After the Upside Down, Eddie Munson and Steve Harrington found solace in one another as they struggled to remember who they were before circumstances led them to emotional, mental, and physical scars. Steve could no longer find comfort in his dream world as it replayed his most traumatizing moments from the last couple of years. Eddie could no longer sleep like the dead since he actually knew what it felt like to lay limp and face death.
Eddie and Steve stare into one another's eyes as they share a pillow in Steve's massive bed. Eddie whispers to Steve about how envious he is of his past self as he dramatically recounts Uncle Wayne's stomps or Corroded Coffin's scoffs. As Eddie spoke, Steve wonders if Eddie could be trusted with his deepest secrets about who he wishes he could be.
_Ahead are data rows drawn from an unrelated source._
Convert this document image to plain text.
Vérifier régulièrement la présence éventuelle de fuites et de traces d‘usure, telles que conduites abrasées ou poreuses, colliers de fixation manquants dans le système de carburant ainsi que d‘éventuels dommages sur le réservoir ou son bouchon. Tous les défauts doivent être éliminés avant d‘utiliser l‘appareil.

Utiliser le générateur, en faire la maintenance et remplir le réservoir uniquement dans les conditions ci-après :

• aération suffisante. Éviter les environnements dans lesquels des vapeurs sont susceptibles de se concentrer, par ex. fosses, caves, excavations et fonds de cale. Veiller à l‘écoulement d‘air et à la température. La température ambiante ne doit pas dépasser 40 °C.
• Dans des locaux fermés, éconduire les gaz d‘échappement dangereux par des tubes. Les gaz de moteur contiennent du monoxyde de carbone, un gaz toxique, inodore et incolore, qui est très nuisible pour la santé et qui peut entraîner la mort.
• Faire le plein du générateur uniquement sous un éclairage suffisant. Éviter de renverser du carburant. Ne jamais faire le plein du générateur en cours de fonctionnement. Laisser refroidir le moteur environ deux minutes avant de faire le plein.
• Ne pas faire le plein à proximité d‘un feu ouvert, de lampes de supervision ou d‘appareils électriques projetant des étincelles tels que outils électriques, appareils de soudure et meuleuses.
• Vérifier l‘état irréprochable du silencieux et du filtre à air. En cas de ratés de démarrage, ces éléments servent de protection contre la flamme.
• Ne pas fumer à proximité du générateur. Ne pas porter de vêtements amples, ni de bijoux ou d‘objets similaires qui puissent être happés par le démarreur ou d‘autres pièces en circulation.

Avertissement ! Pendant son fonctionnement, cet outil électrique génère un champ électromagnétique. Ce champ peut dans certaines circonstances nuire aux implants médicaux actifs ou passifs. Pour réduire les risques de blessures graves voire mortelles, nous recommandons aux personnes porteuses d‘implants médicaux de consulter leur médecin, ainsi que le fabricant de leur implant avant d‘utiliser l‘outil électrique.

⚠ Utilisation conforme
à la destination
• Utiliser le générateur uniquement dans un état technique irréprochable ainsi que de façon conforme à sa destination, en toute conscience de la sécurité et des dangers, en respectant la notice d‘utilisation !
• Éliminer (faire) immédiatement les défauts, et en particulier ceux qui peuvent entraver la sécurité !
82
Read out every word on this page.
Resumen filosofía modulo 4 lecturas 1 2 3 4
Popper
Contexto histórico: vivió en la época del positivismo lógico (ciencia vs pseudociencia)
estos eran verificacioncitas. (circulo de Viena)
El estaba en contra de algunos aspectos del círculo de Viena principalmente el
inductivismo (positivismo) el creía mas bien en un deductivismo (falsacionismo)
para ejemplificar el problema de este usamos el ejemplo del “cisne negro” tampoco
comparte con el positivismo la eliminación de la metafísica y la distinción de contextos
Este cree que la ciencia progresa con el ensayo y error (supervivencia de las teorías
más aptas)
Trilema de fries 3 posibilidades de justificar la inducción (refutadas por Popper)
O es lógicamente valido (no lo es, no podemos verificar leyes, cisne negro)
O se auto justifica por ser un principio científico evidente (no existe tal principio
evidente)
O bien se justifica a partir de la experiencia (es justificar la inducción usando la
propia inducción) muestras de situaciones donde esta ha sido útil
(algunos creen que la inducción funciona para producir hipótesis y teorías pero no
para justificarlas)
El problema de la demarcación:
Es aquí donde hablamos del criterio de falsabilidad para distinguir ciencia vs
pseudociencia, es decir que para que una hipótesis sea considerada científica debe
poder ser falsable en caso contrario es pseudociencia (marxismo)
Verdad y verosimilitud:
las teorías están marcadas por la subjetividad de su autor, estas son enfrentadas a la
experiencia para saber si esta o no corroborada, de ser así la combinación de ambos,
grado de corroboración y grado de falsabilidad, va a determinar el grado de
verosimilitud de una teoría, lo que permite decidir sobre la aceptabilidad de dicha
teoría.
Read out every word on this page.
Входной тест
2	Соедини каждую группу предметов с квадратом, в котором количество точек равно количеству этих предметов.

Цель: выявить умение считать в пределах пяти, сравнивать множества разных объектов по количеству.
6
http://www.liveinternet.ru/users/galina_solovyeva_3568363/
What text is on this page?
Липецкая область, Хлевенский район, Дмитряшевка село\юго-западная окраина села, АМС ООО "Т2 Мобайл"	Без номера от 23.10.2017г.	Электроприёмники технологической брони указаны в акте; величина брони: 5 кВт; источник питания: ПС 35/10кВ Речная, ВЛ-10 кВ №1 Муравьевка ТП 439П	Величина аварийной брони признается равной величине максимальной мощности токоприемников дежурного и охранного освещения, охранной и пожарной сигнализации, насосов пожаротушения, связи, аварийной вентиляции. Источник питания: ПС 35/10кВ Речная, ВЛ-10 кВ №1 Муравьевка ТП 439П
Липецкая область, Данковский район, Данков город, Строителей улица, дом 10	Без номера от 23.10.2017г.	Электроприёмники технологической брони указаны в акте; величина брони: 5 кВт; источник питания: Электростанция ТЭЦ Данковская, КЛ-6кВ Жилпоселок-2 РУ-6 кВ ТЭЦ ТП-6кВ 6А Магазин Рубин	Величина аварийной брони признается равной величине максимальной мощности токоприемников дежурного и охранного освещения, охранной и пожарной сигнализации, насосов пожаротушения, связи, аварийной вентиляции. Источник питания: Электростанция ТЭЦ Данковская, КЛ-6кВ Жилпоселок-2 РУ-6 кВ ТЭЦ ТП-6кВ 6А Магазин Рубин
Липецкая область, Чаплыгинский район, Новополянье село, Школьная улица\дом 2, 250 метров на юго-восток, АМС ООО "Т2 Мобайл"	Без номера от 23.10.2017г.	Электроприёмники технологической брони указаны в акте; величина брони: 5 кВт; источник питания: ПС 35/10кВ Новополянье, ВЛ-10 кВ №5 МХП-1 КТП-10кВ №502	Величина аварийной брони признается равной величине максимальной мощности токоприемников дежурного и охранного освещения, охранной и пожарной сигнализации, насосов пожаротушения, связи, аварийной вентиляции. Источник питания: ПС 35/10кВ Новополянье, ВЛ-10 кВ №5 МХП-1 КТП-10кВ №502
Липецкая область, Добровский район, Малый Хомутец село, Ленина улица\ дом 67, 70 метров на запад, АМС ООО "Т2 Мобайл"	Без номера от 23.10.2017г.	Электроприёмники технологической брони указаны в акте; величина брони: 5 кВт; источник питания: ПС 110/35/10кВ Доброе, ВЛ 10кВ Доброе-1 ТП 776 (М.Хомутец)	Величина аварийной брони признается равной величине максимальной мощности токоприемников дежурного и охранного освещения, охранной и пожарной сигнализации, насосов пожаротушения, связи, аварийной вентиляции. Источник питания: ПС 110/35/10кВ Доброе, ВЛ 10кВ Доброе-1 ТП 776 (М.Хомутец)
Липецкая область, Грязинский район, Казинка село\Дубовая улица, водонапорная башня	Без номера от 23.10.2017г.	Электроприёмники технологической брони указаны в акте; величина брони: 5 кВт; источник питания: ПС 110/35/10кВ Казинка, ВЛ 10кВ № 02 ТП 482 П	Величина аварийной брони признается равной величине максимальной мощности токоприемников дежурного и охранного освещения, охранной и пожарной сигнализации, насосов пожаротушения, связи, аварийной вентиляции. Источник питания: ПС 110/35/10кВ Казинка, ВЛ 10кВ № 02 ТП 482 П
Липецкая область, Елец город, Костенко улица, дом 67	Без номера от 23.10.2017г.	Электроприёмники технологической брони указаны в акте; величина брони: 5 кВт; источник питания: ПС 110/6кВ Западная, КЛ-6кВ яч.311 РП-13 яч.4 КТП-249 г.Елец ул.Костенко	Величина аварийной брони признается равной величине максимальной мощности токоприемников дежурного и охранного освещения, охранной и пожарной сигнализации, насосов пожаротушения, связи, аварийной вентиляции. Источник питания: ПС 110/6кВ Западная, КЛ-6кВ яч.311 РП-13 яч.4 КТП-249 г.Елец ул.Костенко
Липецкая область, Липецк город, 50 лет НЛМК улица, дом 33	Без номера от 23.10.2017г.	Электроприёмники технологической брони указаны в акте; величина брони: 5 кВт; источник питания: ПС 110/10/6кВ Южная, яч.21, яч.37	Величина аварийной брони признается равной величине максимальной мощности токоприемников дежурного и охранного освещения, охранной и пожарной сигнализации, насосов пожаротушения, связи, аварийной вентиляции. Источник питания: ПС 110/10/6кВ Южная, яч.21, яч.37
As Eddie's giggles fade into the dark of the night, Steve clears in throat and begins to tell Eddie about the lack of safety he has felt since turning 12 and being handed bundles of money that were to be budgeted until his parents came back home from whatever business trip Jonathan Harrington needed to attend. Steve mumbles about Tommy and Carol, or anyone else, never being able to fill the hollow space that was this mausoleum of a house until Dustin Henderson hijacked Nancy's roses and forced Steve to go on a wild demo dog chase. With a smile that actually reaches Steve's eyes, he tells Eddie how he finally knew what a mutual love felt like when Robin refused to get a new job without Steve.
Eddie desperately wants to read between the lines and believe himself to be someone who brought something into Steve's life. The begging words he sends up to whatever universal force doesn't want to continue fucking his life are interrupted as Steve looks Eddie in the eyes and admits, "Eddie Munson, you brought light and noise into my life."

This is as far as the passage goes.